The use of the little-known thread impersonation technique suggests that the malware’s developers are skilled and sophisticated. This is also reflected in their use of heavy obfuscation in the malware and the passing of C&C server information and password as an encrypted command line argument instead of embedding it in the binary itself.

According to Prizmant, this is the first documented malware that was designed to target Windows containers and Kubernetes clusters specifically. The attackers break into containers by exploiting new, but publicly known, remote code execution vulnerabilities in applications or web servers that run in the container.

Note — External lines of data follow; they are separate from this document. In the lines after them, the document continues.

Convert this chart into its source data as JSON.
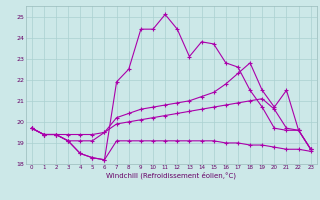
{
  "xlabel": "Windchill (Refroidissement éolien,°C)",
  "x": [
    0,
    1,
    2,
    3,
    4,
    5,
    6,
    7,
    8,
    9,
    10,
    11,
    12,
    13,
    14,
    15,
    16,
    17,
    18,
    19,
    20,
    21,
    22,
    23
  ],
  "line_peak": [
    19.7,
    19.4,
    19.4,
    19.1,
    18.5,
    18.3,
    18.2,
    21.9,
    22.5,
    24.4,
    24.4,
    25.1,
    24.4,
    23.1,
    23.8,
    23.7,
    22.8,
    22.6,
    21.5,
    20.7,
    19.7,
    19.6,
    19.6,
    18.7
  ],
  "line_rise": [
    19.7,
    19.4,
    19.4,
    19.1,
    19.1,
    19.1,
    19.5,
    20.2,
    20.4,
    20.6,
    20.7,
    20.8,
    20.9,
    21.0,
    21.2,
    21.4,
    21.8,
    22.3,
    22.8,
    21.5,
    20.7,
    21.5,
    19.6,
    18.7
  ],
  "line_flat_hi": [
    19.7,
    19.4,
    19.4,
    19.4,
    19.4,
    19.4,
    19.5,
    19.9,
    20.0,
    20.1,
    20.2,
    20.3,
    20.4,
    20.5,
    20.6,
    20.7,
    20.8,
    20.9,
    21.0,
    21.1,
    20.6,
    19.7,
    19.6,
    18.7
  ],
  "line_flat_lo": [
    19.7,
    19.4,
    19.4,
    19.1,
    18.5,
    18.3,
    18.2,
    19.1,
    19.1,
    19.1,
    19.1,
    19.1,
    19.1,
    19.1,
    19.1,
    19.1,
    19.0,
    19.0,
    18.9,
    18.9,
    18.8,
    18.7,
    18.7,
    18.6
  ],
  "bg_color": "#cce8e8",
  "grid_color": "#aad0d0",
  "line_color": "#aa00aa",
  "ylim": [
    18,
    25.5
  ],
  "xlim": [
    -0.5,
    23.5
  ]
}
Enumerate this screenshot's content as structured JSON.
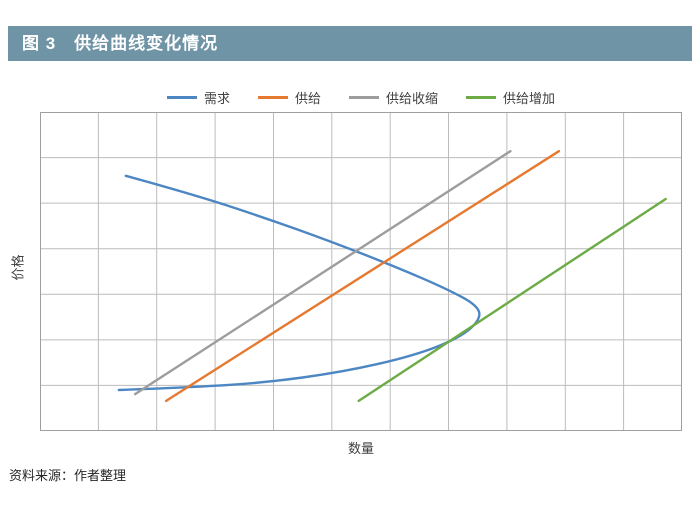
{
  "header": {
    "title": "图 3　供给曲线变化情况"
  },
  "footer": {
    "source": "资料来源：作者整理"
  },
  "chart_data": {
    "type": "line",
    "title": "图 3　供给曲线变化情况",
    "xlabel": "数量",
    "ylabel": "价格",
    "xlim": [
      0,
      11
    ],
    "ylim": [
      0,
      7
    ],
    "grid": true,
    "legend_position": "top",
    "series": [
      {
        "id": "demand",
        "name": "需求",
        "color": "#4d87c3",
        "points": [
          [
            1.47,
            5.6
          ],
          [
            2.6,
            5.2
          ],
          [
            3.8,
            4.7
          ],
          [
            5.0,
            4.15
          ],
          [
            6.1,
            3.6
          ],
          [
            7.0,
            3.1
          ],
          [
            7.5,
            2.75
          ],
          [
            7.55,
            2.45
          ],
          [
            7.2,
            2.05
          ],
          [
            6.4,
            1.65
          ],
          [
            5.2,
            1.3
          ],
          [
            3.8,
            1.05
          ],
          [
            2.4,
            0.95
          ],
          [
            1.35,
            0.9
          ]
        ]
      },
      {
        "id": "supply",
        "name": "供给",
        "color": "#e5792f",
        "points": [
          [
            2.16,
            0.66
          ],
          [
            8.89,
            6.14
          ]
        ]
      },
      {
        "id": "supply-contraction",
        "name": "供给收缩",
        "color": "#9d9d9d",
        "points": [
          [
            1.63,
            0.81
          ],
          [
            8.06,
            6.14
          ]
        ]
      },
      {
        "id": "supply-increase",
        "name": "供给增加",
        "color": "#6cab45",
        "points": [
          [
            5.46,
            0.66
          ],
          [
            10.72,
            5.09
          ]
        ]
      }
    ]
  }
}
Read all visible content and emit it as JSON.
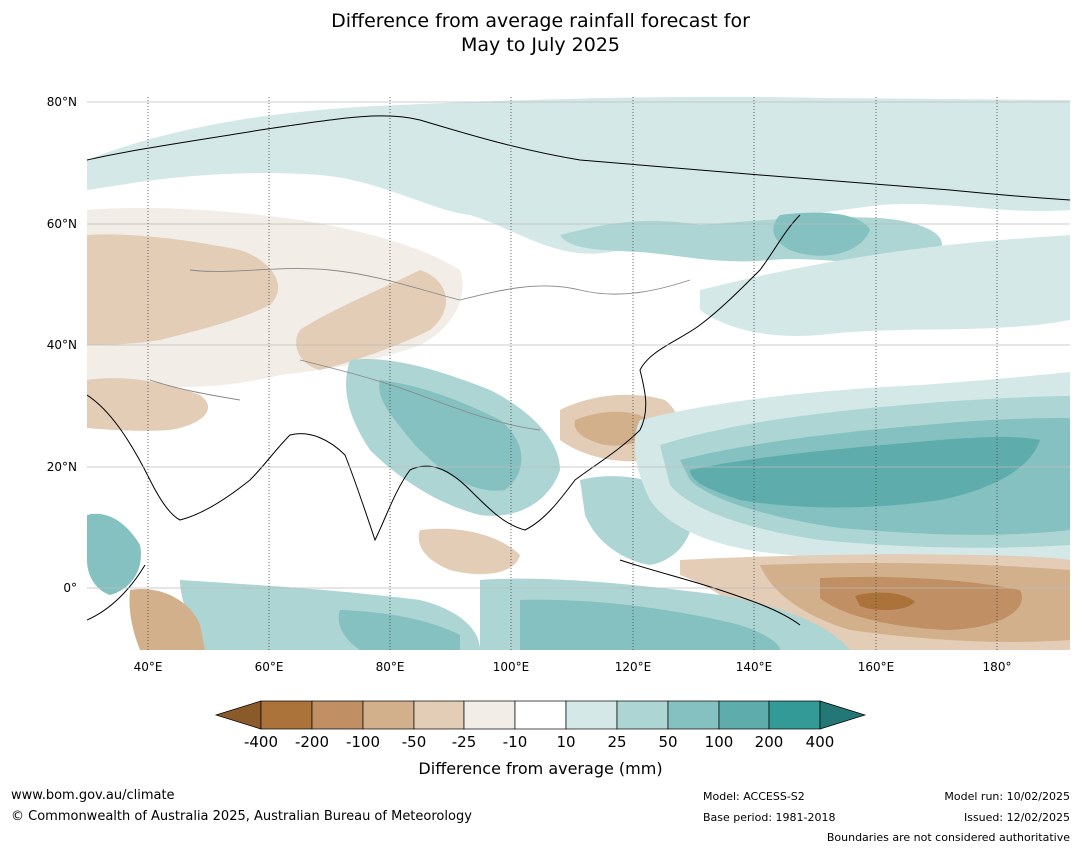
{
  "title": {
    "line1": "Difference from average rainfall forecast for",
    "line2": "May to July 2025"
  },
  "map": {
    "lat_labels": [
      "80°N",
      "60°N",
      "40°N",
      "20°N",
      "0°"
    ],
    "lon_labels": [
      "40°E",
      "60°E",
      "80°E",
      "100°E",
      "120°E",
      "140°E",
      "160°E",
      "180°"
    ],
    "colors": {
      "dry_400": "#8b5a2b",
      "dry_200": "#ab733a",
      "dry_100": "#c09064",
      "dry_50": "#d3b08c",
      "dry_25": "#e3cdb7",
      "dry_10": "#f2ede6",
      "neutral": "#ffffff",
      "wet_10": "#d4e8e7",
      "wet_25": "#acd5d4",
      "wet_50": "#84c1c0",
      "wet_100": "#5eadac",
      "wet_200": "#339a97",
      "wet_400": "#237875"
    }
  },
  "colorbar": {
    "ticks": [
      "-400",
      "-200",
      "-100",
      "-50",
      "-25",
      "-10",
      "10",
      "25",
      "50",
      "100",
      "200",
      "400"
    ],
    "label": "Difference from average (mm)"
  },
  "footer": {
    "website": "www.bom.gov.au/climate",
    "copyright": "© Commonwealth of Australia 2025, Australian Bureau of Meteorology",
    "model": "Model: ACCESS-S2",
    "base_period": "Base period: 1981-2018",
    "model_run": "Model run: 10/02/2025",
    "issued": "Issued: 12/02/2025",
    "disclaimer": "Boundaries are not considered authoritative"
  }
}
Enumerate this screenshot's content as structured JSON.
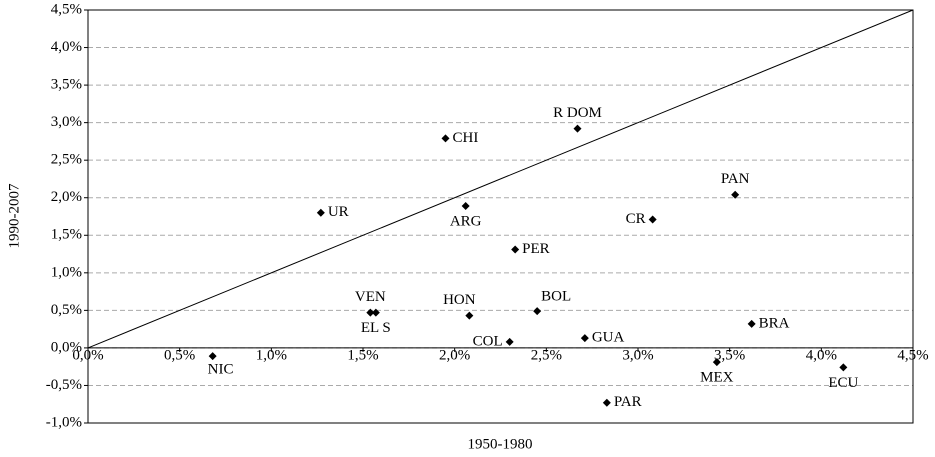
{
  "chart_data": {
    "type": "scatter",
    "x_label": "1950-1980",
    "y_label": "1990-2007",
    "labels": [
      "NIC",
      "UR",
      "VEN",
      "EL S",
      "CHI",
      "ARG",
      "HON",
      "COL",
      "PER",
      "BOL",
      "R DOM",
      "GUA",
      "PAR",
      "CR",
      "MEX",
      "PAN",
      "BRA",
      "ECU"
    ],
    "x": [
      0.68,
      1.27,
      1.54,
      1.57,
      1.95,
      2.06,
      2.08,
      2.3,
      2.33,
      2.45,
      2.67,
      2.71,
      2.83,
      3.08,
      3.43,
      3.53,
      3.62,
      4.12
    ],
    "values": [
      -0.11,
      1.8,
      0.47,
      0.47,
      2.79,
      1.89,
      0.43,
      0.08,
      1.31,
      0.49,
      2.92,
      0.13,
      -0.73,
      1.71,
      -0.19,
      2.04,
      0.32,
      -0.26
    ],
    "color": "#000000",
    "diagonal": {
      "x": [
        0,
        4.5
      ],
      "values": [
        0,
        4.5
      ]
    },
    "xlim": [
      0,
      4.5
    ],
    "ylim": [
      -1,
      4.5
    ],
    "xticks": [
      {
        "value": 0,
        "label": "0,0%"
      },
      {
        "value": 0.5,
        "label": "0,5%"
      },
      {
        "value": 1,
        "label": "1,0%"
      },
      {
        "value": 1.5,
        "label": "1,5%"
      },
      {
        "value": 2,
        "label": "2,0%"
      },
      {
        "value": 2.5,
        "label": "2,5%"
      },
      {
        "value": 3,
        "label": "3,0%"
      },
      {
        "value": 3.5,
        "label": "3,5%"
      },
      {
        "value": 4,
        "label": "4,0%"
      },
      {
        "value": 4.5,
        "label": "4,5%"
      }
    ],
    "yticks": [
      {
        "value": -1,
        "label": "-1,0%"
      },
      {
        "value": -0.5,
        "label": "-0,5%"
      },
      {
        "value": 0,
        "label": "0,0%"
      },
      {
        "value": 0.5,
        "label": "0,5%"
      },
      {
        "value": 1,
        "label": "1,0%"
      },
      {
        "value": 1.5,
        "label": "1,5%"
      },
      {
        "value": 2,
        "label": "2,0%"
      },
      {
        "value": 2.5,
        "label": "2,5%"
      },
      {
        "value": 3,
        "label": "3,0%"
      },
      {
        "value": 3.5,
        "label": "3,5%"
      },
      {
        "value": 4,
        "label": "4,0%"
      },
      {
        "value": 4.5,
        "label": "4,5%"
      }
    ],
    "grid": true
  }
}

They then use the privilege escalation technique through CExecSvc.exe to escape the container and search for the kubectl.exe binary and configuration on the host system’s file system. Kubectl is a command-line tool that allows users to run commands against Kubernetes clusters, and its configuration file can contain the credentials needed to do so. The malware issues a Kubectl command to check if the compromised node has the permissions required to generate new deployments. If Kubectl is not found on the host, the attack is terminated.

Siloscape also deploys Tor on the host and uses it to connect to an .onion server address over the IRC protocol to wait for commands from the attackers. “Unlike other malware targeting containers, which are mostly cryptojacking-focused, Siloscape doesn’t actually do anything that will harm the cluster on its own,” Prizmant said. “Instead, it focuses on being undetected and untraceable and opens a backdoor to the cluster.”